Que, en síntesis, la definitiva apropiación por parte del Estado Argentino, a consecuencia de la guerra, de bienes pertenecientes a una Nación enemiga o puestos al servicio de sus hostilidades, pero que se hallan en el país bajo el régimen de sus instituciones, no puede consumarse sin violación de las garantías constitucionales, como no sea dando a quienes por las leyes nacionales son dueños de ellos, posibilidad de debatir judicialmente la calificación en virtud de la cual el Estado se considera con derecho de apropiación a su respecto. Esta conclusión impone la revocatoria de la sentencia en lo que ha sido materia del recurso conforme a lo expresado en el considerando 3°, donde se determinó el alcance de este último.
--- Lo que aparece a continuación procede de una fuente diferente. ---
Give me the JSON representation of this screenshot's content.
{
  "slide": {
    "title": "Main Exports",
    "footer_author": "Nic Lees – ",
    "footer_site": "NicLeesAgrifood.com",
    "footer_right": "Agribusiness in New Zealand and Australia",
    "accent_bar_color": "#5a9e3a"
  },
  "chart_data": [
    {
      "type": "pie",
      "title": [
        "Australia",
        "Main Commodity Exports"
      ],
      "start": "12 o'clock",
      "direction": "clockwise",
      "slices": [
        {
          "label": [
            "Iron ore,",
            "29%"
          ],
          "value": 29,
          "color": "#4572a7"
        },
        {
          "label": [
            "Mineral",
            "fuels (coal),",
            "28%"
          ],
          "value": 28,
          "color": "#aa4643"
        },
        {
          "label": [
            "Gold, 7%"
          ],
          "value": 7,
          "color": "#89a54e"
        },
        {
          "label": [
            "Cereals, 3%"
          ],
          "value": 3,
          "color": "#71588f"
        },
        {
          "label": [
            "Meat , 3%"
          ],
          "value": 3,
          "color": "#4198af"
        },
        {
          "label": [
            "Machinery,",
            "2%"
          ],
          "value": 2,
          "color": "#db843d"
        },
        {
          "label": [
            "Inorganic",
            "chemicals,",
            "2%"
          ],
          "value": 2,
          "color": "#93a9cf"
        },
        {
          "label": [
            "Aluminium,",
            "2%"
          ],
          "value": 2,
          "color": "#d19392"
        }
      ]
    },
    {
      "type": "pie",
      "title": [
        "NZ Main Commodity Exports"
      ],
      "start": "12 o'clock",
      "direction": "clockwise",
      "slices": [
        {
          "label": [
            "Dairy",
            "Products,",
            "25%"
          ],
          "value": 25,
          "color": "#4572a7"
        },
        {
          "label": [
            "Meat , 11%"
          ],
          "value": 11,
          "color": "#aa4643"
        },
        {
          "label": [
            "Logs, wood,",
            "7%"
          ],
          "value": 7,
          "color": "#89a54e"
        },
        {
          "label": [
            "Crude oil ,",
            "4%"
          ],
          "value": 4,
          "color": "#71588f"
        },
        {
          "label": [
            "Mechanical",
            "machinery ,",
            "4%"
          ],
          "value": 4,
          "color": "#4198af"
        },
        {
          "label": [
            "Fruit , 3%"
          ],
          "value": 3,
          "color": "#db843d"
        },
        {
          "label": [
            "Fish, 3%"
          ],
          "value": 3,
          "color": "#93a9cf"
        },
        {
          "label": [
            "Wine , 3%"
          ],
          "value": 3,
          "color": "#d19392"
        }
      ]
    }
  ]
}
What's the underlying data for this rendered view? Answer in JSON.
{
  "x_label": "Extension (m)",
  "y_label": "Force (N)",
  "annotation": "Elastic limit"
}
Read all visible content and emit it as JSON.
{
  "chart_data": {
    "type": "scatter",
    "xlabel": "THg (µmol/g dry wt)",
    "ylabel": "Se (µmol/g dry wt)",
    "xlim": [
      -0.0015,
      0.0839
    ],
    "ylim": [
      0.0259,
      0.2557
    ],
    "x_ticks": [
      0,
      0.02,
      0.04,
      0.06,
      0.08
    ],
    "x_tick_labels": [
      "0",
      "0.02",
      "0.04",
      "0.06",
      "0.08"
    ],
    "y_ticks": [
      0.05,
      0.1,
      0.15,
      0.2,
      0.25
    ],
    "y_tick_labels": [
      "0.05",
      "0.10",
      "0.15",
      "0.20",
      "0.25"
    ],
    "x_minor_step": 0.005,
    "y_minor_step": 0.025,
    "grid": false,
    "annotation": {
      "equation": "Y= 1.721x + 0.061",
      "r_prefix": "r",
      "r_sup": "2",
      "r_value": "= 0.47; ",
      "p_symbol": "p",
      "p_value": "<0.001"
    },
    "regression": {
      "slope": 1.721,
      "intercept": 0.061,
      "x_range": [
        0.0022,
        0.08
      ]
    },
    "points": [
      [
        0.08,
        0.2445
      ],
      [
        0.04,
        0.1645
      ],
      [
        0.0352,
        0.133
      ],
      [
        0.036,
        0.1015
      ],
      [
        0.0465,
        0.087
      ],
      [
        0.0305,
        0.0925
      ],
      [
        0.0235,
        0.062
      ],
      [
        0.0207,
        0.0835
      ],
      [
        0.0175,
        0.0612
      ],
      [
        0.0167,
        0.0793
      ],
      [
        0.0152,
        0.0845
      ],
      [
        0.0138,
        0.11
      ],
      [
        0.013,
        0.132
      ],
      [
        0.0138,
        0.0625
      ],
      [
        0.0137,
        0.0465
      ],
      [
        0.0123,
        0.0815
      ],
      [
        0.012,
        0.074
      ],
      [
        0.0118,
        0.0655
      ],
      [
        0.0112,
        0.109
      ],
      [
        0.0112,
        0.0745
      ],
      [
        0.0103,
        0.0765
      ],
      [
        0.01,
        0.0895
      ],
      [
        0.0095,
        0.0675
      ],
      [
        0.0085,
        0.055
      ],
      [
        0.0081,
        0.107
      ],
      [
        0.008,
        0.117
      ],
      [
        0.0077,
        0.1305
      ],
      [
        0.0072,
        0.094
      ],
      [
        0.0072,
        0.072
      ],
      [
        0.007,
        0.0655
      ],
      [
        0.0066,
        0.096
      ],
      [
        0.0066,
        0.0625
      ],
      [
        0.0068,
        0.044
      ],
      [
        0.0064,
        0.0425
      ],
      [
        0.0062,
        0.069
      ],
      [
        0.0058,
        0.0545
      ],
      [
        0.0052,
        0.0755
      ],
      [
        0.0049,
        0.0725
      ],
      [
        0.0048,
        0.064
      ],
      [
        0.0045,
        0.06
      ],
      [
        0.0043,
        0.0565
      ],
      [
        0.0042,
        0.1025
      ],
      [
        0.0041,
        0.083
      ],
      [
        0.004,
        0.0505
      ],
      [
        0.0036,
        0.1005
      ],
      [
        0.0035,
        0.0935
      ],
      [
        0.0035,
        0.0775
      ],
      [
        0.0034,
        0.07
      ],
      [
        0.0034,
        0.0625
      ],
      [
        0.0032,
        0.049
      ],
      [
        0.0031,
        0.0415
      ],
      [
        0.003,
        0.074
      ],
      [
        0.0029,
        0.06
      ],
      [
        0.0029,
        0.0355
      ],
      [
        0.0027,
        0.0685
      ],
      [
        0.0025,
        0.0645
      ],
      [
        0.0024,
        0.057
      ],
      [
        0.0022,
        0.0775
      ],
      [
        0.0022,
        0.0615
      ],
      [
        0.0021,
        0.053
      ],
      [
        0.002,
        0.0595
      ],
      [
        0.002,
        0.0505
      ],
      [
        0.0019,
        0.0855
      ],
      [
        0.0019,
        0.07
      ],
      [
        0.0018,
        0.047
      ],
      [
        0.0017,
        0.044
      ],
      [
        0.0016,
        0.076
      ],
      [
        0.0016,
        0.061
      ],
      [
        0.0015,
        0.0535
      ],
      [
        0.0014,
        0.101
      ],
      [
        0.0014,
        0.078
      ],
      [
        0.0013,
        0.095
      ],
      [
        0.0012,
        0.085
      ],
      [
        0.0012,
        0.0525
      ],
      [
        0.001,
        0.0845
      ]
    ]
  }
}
Deben, por tanto, volver los autos a la Cámara para que, en vista de este pronunciamiento decida si en las circunstancias de esta causa y habida cuenta de la naturaleza jurídica de la acción promovida, ésta es o no procedente, con el alcance propio de las sentencias en juicios de esta especie, cual es dejar abierto el camino de la acción petitoria, si el interdicto es rechazado, o, si se hiciera lugar a él, la vía, para el Estado Argentino, del juicio ordinario pertinente para requerir que se sancione con regularidad constitucional la privación de la propiedad de que se trata en virtud del derecho de apropiación emergente de la guerra invocado por él.

Por tanto se revoca la sentencia apelada en cuanto ha sido materia del recurso, debiendo volver los autos a la Cámara para que visto este pronunciamiento falle de nuevo la causa con el alcance determinado en el último considerando. —Tomás D. Casares.